We applied periscope to 1155 SARS-CoV-2 sequences from Sheffield, UK. Using a simple local alignment to detect reads which contain the leader sequence we were able to identify and quantify reads arising from canonical and non-canonical sub-genomic RNA. We were able to detect all canonical sub-genomic RNAs at expected abundances, with the exception of ORF10, suggesting that this is not a functional ORF. A number of recurrent non-canonical sub-genomic RNAs are detected.

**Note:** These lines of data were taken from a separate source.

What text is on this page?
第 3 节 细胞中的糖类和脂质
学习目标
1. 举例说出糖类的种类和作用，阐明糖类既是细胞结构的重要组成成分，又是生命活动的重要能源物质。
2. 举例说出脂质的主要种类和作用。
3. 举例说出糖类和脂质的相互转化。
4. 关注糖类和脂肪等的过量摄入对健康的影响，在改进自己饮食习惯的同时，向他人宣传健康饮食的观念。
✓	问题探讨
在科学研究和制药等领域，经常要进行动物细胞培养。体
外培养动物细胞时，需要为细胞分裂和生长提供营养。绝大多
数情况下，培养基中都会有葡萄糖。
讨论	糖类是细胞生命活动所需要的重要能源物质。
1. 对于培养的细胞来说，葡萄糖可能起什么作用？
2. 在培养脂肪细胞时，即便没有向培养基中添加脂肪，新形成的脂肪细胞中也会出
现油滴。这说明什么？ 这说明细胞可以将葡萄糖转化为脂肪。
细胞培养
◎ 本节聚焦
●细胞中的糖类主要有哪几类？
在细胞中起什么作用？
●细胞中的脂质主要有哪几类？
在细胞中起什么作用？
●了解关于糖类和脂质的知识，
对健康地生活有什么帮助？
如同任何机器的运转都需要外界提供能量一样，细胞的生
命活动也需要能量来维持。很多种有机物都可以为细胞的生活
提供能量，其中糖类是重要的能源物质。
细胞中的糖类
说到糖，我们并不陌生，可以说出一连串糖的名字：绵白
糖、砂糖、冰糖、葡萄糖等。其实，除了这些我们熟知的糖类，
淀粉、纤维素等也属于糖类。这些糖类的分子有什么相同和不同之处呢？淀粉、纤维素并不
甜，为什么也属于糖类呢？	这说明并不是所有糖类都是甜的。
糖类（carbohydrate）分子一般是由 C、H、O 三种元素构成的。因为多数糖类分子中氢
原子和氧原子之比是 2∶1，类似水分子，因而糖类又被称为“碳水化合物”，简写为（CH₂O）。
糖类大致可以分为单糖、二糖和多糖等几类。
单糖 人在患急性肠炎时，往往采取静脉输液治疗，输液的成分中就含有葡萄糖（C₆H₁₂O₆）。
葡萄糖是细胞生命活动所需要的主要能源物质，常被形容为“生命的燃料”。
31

We show that the results are reproducible using technical replicates and determine the optimum number of reads for sub-genomic RNA analysis. Finally variants found in genomic RNA are transmitted to sub-genomic RNAs with high fidelity in most cases.

This tool can be applied to tens of thousands of sequences worldwide to provide the most comprehensive analysis of SARS-CoV-2 sub-genomic RNA to date.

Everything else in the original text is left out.